Less obvious is the sheer pleasure of physical exercise. For a while was I just did it because 1) I was "skeerd" of dying and bad health and 2) it would help me lose weight faster. I really disliked it at first. Initially, all I could do was take a hour's walk at night (less people who would see me) with Fuzz before bed. Now, this has taken over five years, but I have to say that now exercise gives me a high. In addition, I'm now fit enough that physical challenges like moving house, walking a distance to explore someplace on a trip, sprinting through the airport to catch a connection, or setting up a campsite when the weather suddenly turns really hot won't throw me for the loop it used to.

Of course, none of this on its own is what keeps me out of the food. But it helps. It all adds up. If I can do the footwork, shore up my dykes, it can help me from being swamped when I'm having a bad time and I can feel the clammy wet fingers of a food flood threatening at my toes and my tastebuds, when my mouth says, more, and I know it's not because I actually need more food. The thing is, those moments can come upon me so suddenly, when things seem to be going well, and suddenly taking an extra bite seems like a good idea.

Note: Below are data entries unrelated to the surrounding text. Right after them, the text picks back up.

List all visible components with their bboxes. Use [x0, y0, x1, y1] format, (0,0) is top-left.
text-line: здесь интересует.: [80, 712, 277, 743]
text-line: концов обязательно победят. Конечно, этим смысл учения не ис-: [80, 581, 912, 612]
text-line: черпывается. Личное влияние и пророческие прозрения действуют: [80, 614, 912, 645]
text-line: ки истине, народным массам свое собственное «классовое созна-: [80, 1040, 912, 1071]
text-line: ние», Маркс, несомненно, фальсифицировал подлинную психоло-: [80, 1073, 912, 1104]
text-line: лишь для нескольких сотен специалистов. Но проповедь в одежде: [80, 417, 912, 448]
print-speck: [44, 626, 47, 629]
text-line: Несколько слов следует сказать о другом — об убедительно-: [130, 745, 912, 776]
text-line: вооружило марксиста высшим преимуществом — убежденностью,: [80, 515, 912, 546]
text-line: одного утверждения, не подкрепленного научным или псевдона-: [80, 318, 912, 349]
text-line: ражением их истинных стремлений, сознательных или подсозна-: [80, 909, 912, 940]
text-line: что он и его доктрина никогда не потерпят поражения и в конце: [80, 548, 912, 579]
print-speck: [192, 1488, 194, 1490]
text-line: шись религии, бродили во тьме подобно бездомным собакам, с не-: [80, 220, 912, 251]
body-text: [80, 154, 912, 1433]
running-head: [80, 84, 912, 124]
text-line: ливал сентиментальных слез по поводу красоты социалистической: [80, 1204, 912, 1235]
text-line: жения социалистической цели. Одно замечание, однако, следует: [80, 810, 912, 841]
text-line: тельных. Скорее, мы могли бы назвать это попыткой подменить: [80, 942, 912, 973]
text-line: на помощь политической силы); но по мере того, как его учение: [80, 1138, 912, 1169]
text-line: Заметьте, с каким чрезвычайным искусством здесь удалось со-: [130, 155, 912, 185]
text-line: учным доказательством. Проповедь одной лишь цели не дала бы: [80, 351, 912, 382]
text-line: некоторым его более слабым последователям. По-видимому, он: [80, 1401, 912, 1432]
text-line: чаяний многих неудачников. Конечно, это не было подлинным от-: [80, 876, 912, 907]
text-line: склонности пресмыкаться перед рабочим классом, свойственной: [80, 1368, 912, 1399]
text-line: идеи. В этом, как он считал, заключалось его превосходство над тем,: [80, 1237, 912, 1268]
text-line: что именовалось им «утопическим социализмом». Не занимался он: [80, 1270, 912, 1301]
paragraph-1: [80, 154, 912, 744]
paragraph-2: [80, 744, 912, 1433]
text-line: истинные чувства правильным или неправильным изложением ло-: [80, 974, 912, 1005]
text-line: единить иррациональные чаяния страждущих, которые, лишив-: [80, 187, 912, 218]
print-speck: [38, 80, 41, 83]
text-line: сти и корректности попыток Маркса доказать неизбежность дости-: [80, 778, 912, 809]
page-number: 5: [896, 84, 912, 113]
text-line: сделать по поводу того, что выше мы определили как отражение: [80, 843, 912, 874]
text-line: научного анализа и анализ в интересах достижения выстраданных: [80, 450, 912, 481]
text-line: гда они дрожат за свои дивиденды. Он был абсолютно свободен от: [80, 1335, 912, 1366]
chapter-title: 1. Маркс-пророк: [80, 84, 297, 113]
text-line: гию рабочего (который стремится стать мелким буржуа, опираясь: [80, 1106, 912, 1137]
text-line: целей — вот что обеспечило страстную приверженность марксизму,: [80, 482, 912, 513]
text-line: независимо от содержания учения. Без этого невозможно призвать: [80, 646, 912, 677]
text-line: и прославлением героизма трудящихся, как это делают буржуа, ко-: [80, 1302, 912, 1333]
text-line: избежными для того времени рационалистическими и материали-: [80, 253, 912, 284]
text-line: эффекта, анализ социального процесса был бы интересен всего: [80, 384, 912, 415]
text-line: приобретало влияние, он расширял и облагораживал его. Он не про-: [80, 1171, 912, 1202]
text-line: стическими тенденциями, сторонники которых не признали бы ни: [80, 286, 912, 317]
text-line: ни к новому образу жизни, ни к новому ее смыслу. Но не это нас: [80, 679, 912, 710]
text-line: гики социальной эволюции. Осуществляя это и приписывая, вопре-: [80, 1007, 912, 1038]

Like last night. After choir practice a bunch of us go for a "postlude" at the pub across from the cathedral we're performing at on the weekend. The fact that I don't drink isn't much of a problem, I easily order my diet coke, and they nicely give me an extra large one with a slice of lime. The hard part is the pub grub, for this is a very traditional pub that specializes in deep fried everything--- with a side of mayo! I was so glad that the guy in our group that ordered those hand cut fries was sitting at the opposite end of a long table and that when he offered to send them down our way, there were two of us (one a man who I know is battling some weight and health issues) who were able to wave it back the other way. But it was that close. I could have had a few. Maybe. Or I would have had a few then ordered another basket "for the table". But I know damn well who would claim the lion's share. Or should I say "what" would claim its share. My disease, my gremlin, my freakin' starvin' inner child. Whatever lives within and always needs more.

Oh, I saw my optometrist this morning re: the floater, which I can't even see any more. He did all the stuff: dialation, photos, etc etc, and nothing seems amiss. Then he showed me retinal photos of his floaters. Awesome!